# Math Help - Intersection of two surfaces

1. ## Intersection of two surfaces

Note: This is from a Vector Calculus course, so I hope it belongs in this section.

The question:
For what values of 'a' do the surfaces $x^2 + y^2 + (z - 1)^2 = 1$ and $a(z+1)^2 = x^2 + y^2, (z \ge -1)$ not intersect?

My attempt:
I rearranged the first equation like so:
$x^2 + y^2 = 1 - (z - 1)^2$

Then equated it with the other:
$a(z+1)^2 = 1 - (z - 1)^2$

Usually I'd solve for z to find the conditions for the intersection, but we have two variables now.

I then solved for a:
$a = \frac{1 - (z - 1)^2}{(z+1)^2}$

So when z = -1, 'a' isn't defined. I then substituted this value into the very first equation to see what happens, but I just get the origin point.

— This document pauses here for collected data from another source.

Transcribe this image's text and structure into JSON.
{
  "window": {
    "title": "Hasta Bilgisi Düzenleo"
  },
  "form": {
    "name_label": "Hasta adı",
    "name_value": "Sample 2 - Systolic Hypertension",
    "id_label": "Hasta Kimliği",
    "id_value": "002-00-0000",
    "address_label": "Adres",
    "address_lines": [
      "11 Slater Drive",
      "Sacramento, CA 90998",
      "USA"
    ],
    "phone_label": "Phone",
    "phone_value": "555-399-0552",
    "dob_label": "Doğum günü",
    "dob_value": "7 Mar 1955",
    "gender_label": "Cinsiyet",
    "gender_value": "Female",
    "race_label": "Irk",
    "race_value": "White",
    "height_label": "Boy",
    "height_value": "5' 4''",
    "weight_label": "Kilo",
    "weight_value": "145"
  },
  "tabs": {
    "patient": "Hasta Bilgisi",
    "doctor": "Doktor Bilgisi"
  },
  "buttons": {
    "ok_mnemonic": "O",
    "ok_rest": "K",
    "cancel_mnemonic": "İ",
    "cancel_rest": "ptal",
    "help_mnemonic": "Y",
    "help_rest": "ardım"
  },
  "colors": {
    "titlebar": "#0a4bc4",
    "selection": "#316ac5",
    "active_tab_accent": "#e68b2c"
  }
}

I don't think I'm doing this correctly. Any assistance would be great!

2. $a(z+1)^2 = 1 - (z - 1)^2$

$(a+1)z^2+2(a-1)z+a=0$

This equation has no solution when the discriminant is negative

3. Ahh that makes sense, thank you!

4. Originally Posted by Glitch
Note: This is from a Vector Calculus course, so I hope it belongs in this section.

The question:
For what values of 'a' do the surfaces $x^2 + y^2 + (z - 1)^2 = 1$ and $a(z+1)^2 = x^2 + y^2, (z \ge -1)$ not intersect?

My attempt:
I rearranged the first equation like so:
$x^2 + y^2 = 1 - (z - 1)^2$

Then equated it with the other:
$a(z+1)^2 = 1 - (z - 1)^2$

Usually I'd solve for z to find the conditions for the intersection, but we have two variables now.

I then solved for a:
$a = \frac{1 - (z - 1)^2}{(z+1)^2}$
This is the "wrong way". Solve the equation for z, not a. That is a quadratic equation for z so there will be no real number solution for z if the "discriminant" ( $b^2- 4ac$) is negative.

So when z = -1, 'a' isn't defined. I then substituted this value into the very first equation to see what happens, but I just get the origin point.

I don't think I'm doing this correctly. Any assistance would be great!